Marlboro GOP Chairman Christopher Dean filed an ethics complaint against Mayor Jon Hornik, Councilman Frank LaRocca and Councilwoman Randi Marder last October. To date, no action has been taken by the Marlboro Ethics Board.
The complaint involves the Township doing business with a company owned by Marder and her husband on a “no-bid” basis.
Dean was a candidate for Township Council, running against LaRocca and Marder, when the complaint was filed. He and one of his running mates, Craig Marshall who ran for Mayor against Hornik, are continuing their fight for ethical government in Marlboro, despite their loss at the polls.
Members of municipal ethics boards are appointed and approved by the Mayors and Councils of their respective communities. Of the 566 municipalities in New Jersey, only 37 have their own Ethics Boards. Of New Jersey’s 21 counties, 7 have Ethics Boards.
In a January 26 letter to the Marlboro Ethics Board, Dean asked that his complaint be referred to the State Local Fiance Board rather been heard by the local board which is comprised of personal friends of the Mayor and Council members who are subject of the inquiry.
Marshall questions the objectivity of the board’s new attorney.

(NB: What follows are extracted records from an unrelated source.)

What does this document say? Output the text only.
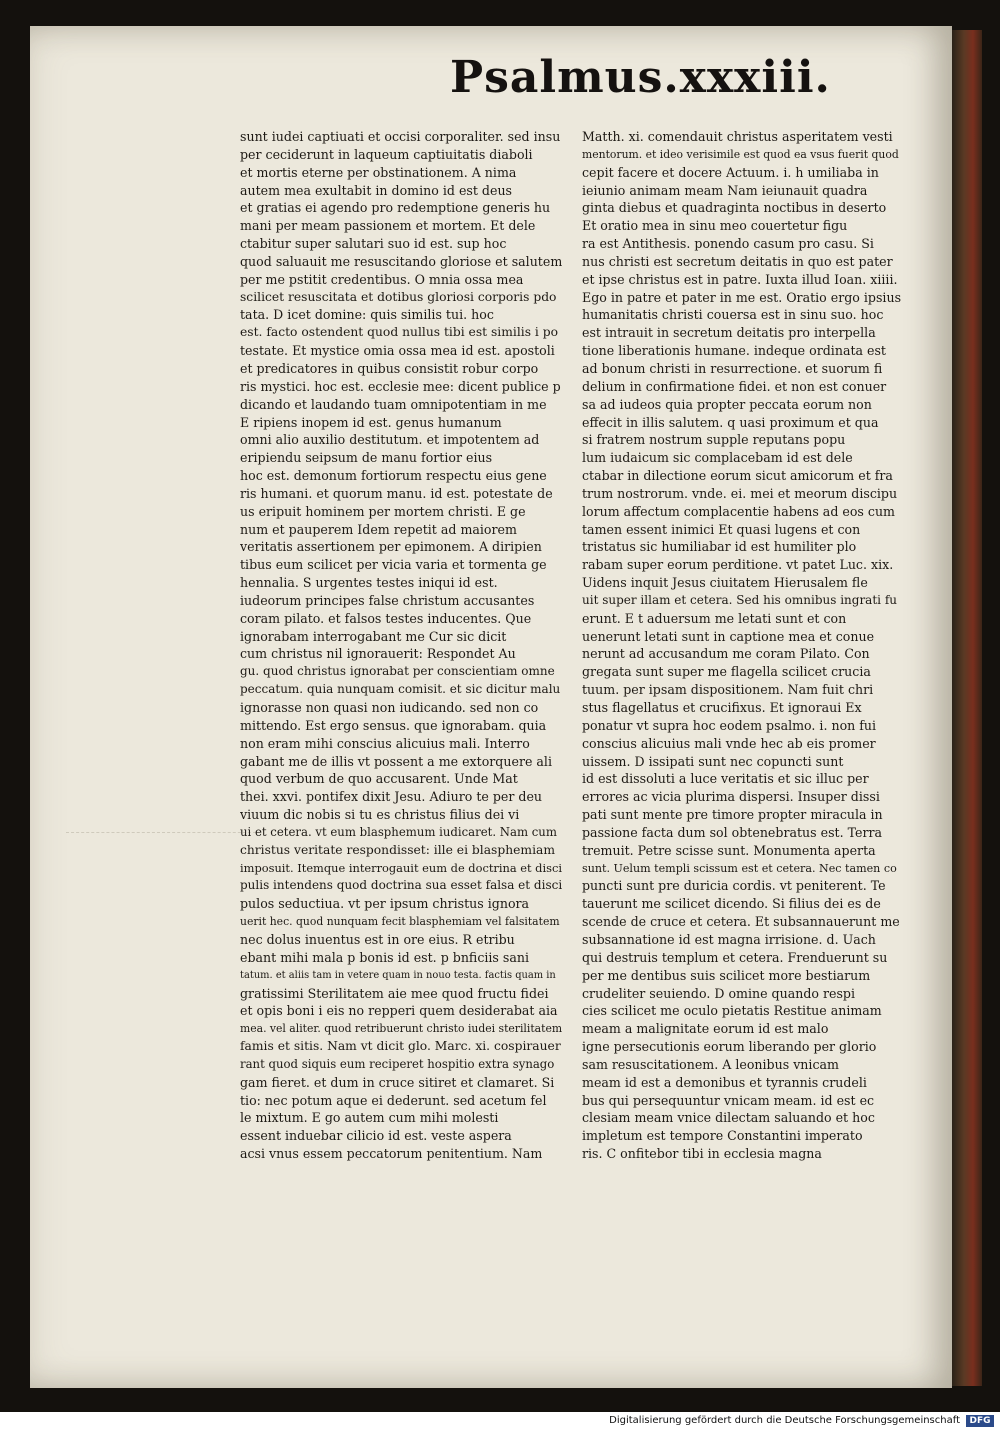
Psalmus.xxxiii.
sunt iudei captiuati et occisi corporaliter. sed insu
per ceciderunt in laqueum captiuitatis diaboli
et mortis eterne per obstinationem. A nima
autem mea exultabit in domino id est deus
et gratias ei agendo pro redemptione generis hu
mani per meam passionem et mortem. Et dele
ctabitur super salutari suo id est. sup hoc
quod saluauit me resuscitando gloriose et salutem
per me pstitit credentibus. O mnia ossa mea
scilicet resuscitata et dotibus gloriosi corporis pdo
tata. D icet domine: quis similis tui. hoc
est. facto ostendent quod nullus tibi est similis i po
testate. Et mystice omia ossa mea id est. apostoli
et predicatores in quibus consistit robur corpo
ris mystici. hoc est. ecclesie mee: dicent publice p
dicando et laudando tuam omnipotentiam in me
E ripiens inopem id est. genus humanum
omni alio auxilio destitutum. et impotentem ad
eripiendu seipsum de manu fortior eius
hoc est. demonum fortiorum respectu eius gene
ris humani. et quorum manu. id est. potestate de
us eripuit hominem per mortem christi. E ge
num et pauperem Idem repetit ad maiorem
veritatis assertionem per epimonem. A diripien
tibus eum scilicet per vicia varia et tormenta ge
hennalia. S urgentes testes iniqui id est.
iudeorum principes false christum accusantes
coram pilato. et falsos testes inducentes. Que
ignorabam interrogabant me Cur sic dicit
cum christus nil ignorauerit: Respondet Au
gu. quod christus ignorabat per conscientiam omne
peccatum. quia nunquam comisit. et sic dicitur malu
ignorasse non quasi non iudicando. sed non co
mittendo. Est ergo sensus. que ignorabam. quia
non eram mihi conscius alicuius mali. Interro
gabant me de illis vt possent a me extorquere ali
quod verbum de quo accusarent. Unde Mat
thei. xxvi. pontifex dixit Jesu. Adiuro te per deu
viuum dic nobis si tu es christus filius dei vi
ui et cetera. vt eum blasphemum iudicaret. Nam cum
christus veritate respondisset: ille ei blasphemiam
imposuit. Itemque interrogauit eum de doctrina et disci
pulis intendens quod doctrina sua esset falsa et disci
pulos seductiua. vt per ipsum christus ignora
uerit hec. quod nunquam fecit blasphemiam vel falsitatem
nec dolus inuentus est in ore eius. R etribu
ebant mihi mala p bonis id est. p bnficiis sani
tatum. et aliis tam in vetere quam in nouo testa. factis quam in
gratissimi Sterilitatem aie mee quod fructu fidei
et opis boni i eis no repperi quem desiderabat aia
mea. vel aliter. quod retribuerunt christo iudei sterilitatem
famis et sitis. Nam vt dicit glo. Marc. xi. cospirauer
rant quod siquis eum reciperet hospitio extra synago
gam fieret. et dum in cruce sitiret et clamaret. Si
tio: nec potum aque ei dederunt. sed acetum fel
le mixtum. E go autem cum mihi molesti
essent induebar cilicio id est. veste aspera
acsi vnus essem peccatorum penitentium. Nam
Matth. xi. comendauit christus asperitatem vesti
mentorum. et ideo verisimile est quod ea vsus fuerit quod
cepit facere et docere Actuum. i. h umiliaba in
ieiunio animam meam Nam ieiunauit quadra
ginta diebus et quadraginta noctibus in deserto
Et oratio mea in sinu meo couertetur figu
ra est Antithesis. ponendo casum pro casu. Si
nus christi est secretum deitatis in quo est pater
et ipse christus est in patre. Iuxta illud Ioan. xiiii.
Ego in patre et pater in me est. Oratio ergo ipsius
humanitatis christi couersa est in sinu suo. hoc
est intrauit in secretum deitatis pro interpella
tione liberationis humane. indeque ordinata est
ad bonum christi in resurrectione. et suorum fi
delium in confirmatione fidei. et non est conuer
sa ad iudeos quia propter peccata eorum non
effecit in illis salutem. q uasi proximum et qua
si fratrem nostrum supple reputans popu
lum iudaicum sic complacebam id est dele
ctabar in dilectione eorum sicut amicorum et fra
trum nostrorum. vnde. ei. mei et meorum discipu
lorum affectum complacentie habens ad eos cum
tamen essent inimici Et quasi lugens et con
tristatus sic humiliabar id est humiliter plo
rabam super eorum perditione. vt patet Luc. xix.
Uidens inquit Jesus ciuitatem Hierusalem fle
uit super illam et cetera. Sed his omnibus ingrati fu
erunt. E t aduersum me letati sunt et con
uenerunt letati sunt in captione mea et conue
nerunt ad accusandum me coram Pilato. Con
gregata sunt super me flagella scilicet crucia
tuum. per ipsam dispositionem. Nam fuit chri
stus flagellatus et crucifixus. Et ignoraui Ex
ponatur vt supra hoc eodem psalmo. i. non fui
conscius alicuius mali vnde hec ab eis promer
uissem. D issipati sunt nec copuncti sunt
id est dissoluti a luce veritatis et sic illuc per
errores ac vicia plurima dispersi. Insuper dissi
pati sunt mente pre timore propter miracula in
passione facta dum sol obtenebratus est. Terra
tremuit. Petre scisse sunt. Monumenta aperta
sunt. Uelum templi scissum est et cetera. Nec tamen co
puncti sunt pre duricia cordis. vt peniterent. Te
tauerunt me scilicet dicendo. Si filius dei es de
scende de cruce et cetera. Et subsannauerunt me
subsannatione id est magna irrisione. d. Uach
qui destruis templum et cetera. Frenduerunt su
per me dentibus suis scilicet more bestiarum
crudeliter seuiendo. D omine quando respi
cies scilicet me oculo pietatis Restitue animam
meam a malignitate eorum id est malo
igne persecutionis eorum liberando per glorio
sam resuscitationem. A leonibus vnicam
meam id est a demonibus et tyrannis crudeli
bus qui persequuntur vnicam meam. id est ec
clesiam meam vnice dilectam saluando et hoc
impletum est tempore Constantini imperato
ris. C onfitebor tibi in ecclesia magna
Digitalisierung gefördert durch die Deutsche Forschungsgemeinschaft	DFG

In a Letter to the Editor published in the Marlboro Patch, the former mayoral candidate notes that the attorney, Ken Biedzynski, earned $221,146 last year as a Marlboro special council for affordable housing, an appointment he received with the approval of the subjects of the pending ethics complaint.
All government officials should recuse themselves when faced with a conflict or the very appearance of a conflict. This is especially so for an Ethics Board and its attorney. In this case, there is enough of an appearance of conflicts or potential conflicts to warrant recusals.

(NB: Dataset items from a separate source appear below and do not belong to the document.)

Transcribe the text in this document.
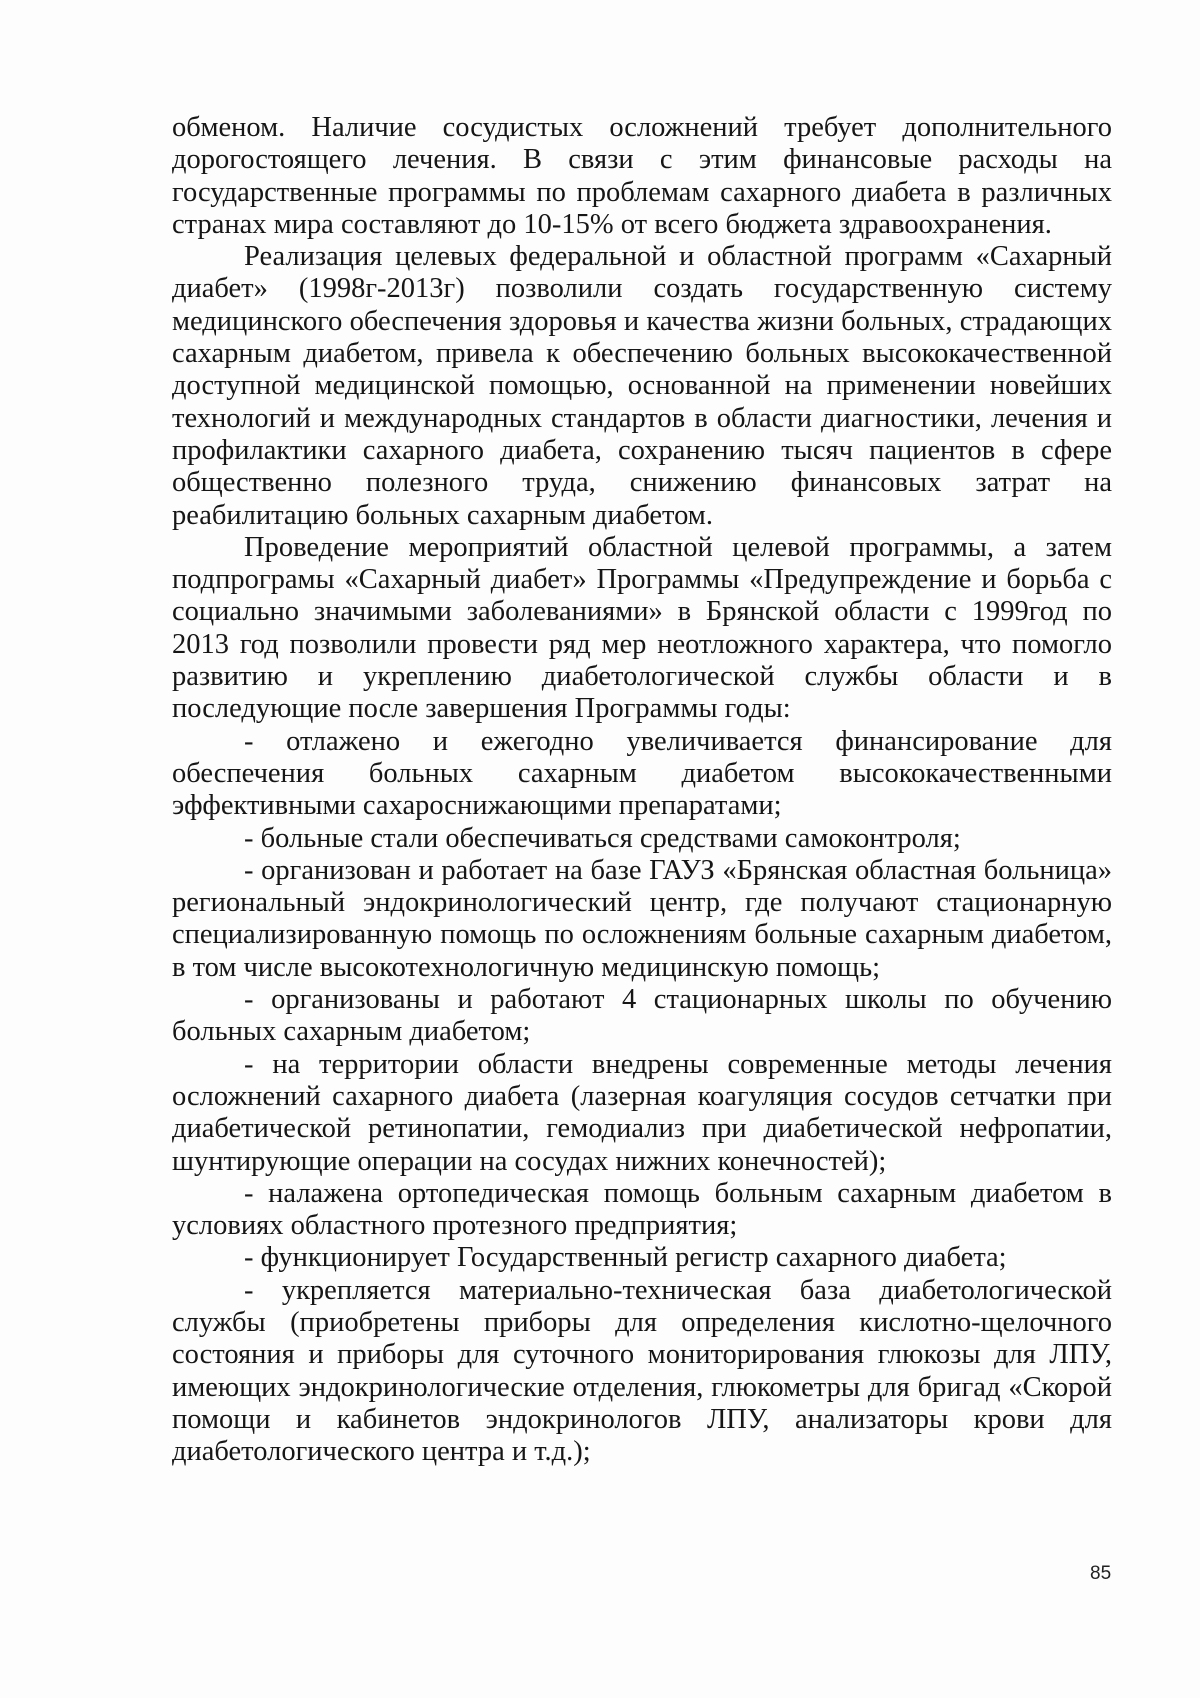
обменом. Наличие сосудистых осложнений требует дополнительного дорогостоящего лечения. В связи с этим финансовые расходы на государственные программы по проблемам сахарного диабета в различных странах мира составляют до 10-15% от всего бюджета здравоохранения.

Реализация целевых федеральной и областной программ «Сахарный диабет» (1998г-2013г) позволили создать государственную систему медицинского обеспечения здоровья и качества жизни больных, страдающих сахарным диабетом, привела к обеспечению больных высококачественной доступной медицинской помощью, основанной на применении новейших технологий и международных стандартов в области диагностики, лечения и профилактики сахарного диабета, сохранению тысяч пациентов в сфере общественно полезного труда, снижению финансовых затрат на реабилитацию больных сахарным диабетом.

Проведение мероприятий областной целевой программы, а затем подпрограмы «Сахарный диабет» Программы «Предупреждение и борьба с социально значимыми заболеваниями» в Брянской области с 1999год по 2013 год позволили провести ряд мер неотложного характера, что помогло развитию и укреплению диабетологической службы области и в последующие после завершения Программы годы:

- отлажено и ежегодно увеличивается финансирование для обеспечения больных сахарным диабетом высококачественными эффективными сахароснижающими препаратами;

- больные стали обеспечиваться средствами самоконтроля;

- организован и работает на базе ГАУЗ «Брянская областная больница» региональный эндокринологический центр, где получают стационарную специализированную помощь по осложнениям больные сахарным диабетом, в том числе высокотехнологичную медицинскую помощь;

- организованы и работают 4 стационарных школы по обучению больных сахарным диабетом;

- на территории области внедрены современные методы лечения осложнений сахарного диабета (лазерная коагуляция сосудов сетчатки при диабетической ретинопатии, гемодиализ при диабетической нефропатии, шунтирующие операции на сосудах нижних конечностей);

- налажена ортопедическая помощь больным сахарным диабетом в условиях областного протезного предприятия;

- функционирует Государственный регистр сахарного диабета;

- укрепляется материально-техническая база диабетологической службы (приобретены приборы для определения кислотно-щелочного состояния и приборы для суточного мониторирования глюкозы для ЛПУ, имеющих эндокринологические отделения, глюкометры для бригад «Скорой помощи и кабинетов эндокринологов ЛПУ, анализаторы крови для диабетологического центра и т.д.);

85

Even if the Marlboro Ethics Board were to hear the case, which they could have done in the last four months, and found that there was no ethical violation, Dean and Marshall are going to appeal to the Local Fiance Board anyway.
The fact that this issue is still dragging on after four months with multiple attorneys raises questions about the impartiality of the board.
The Marlboro Ethics Board would be wise to refer the matter to the Local Finance Board when they meet on March 14. Hornick, LaRocca and Marder would be wise to publicly call for such a referral.
Let both sides make their cases to the Local Finance Board and put the matter in the rear view mirror. That’s going to happen eventually anyway. The delaying tactics only raise more questions.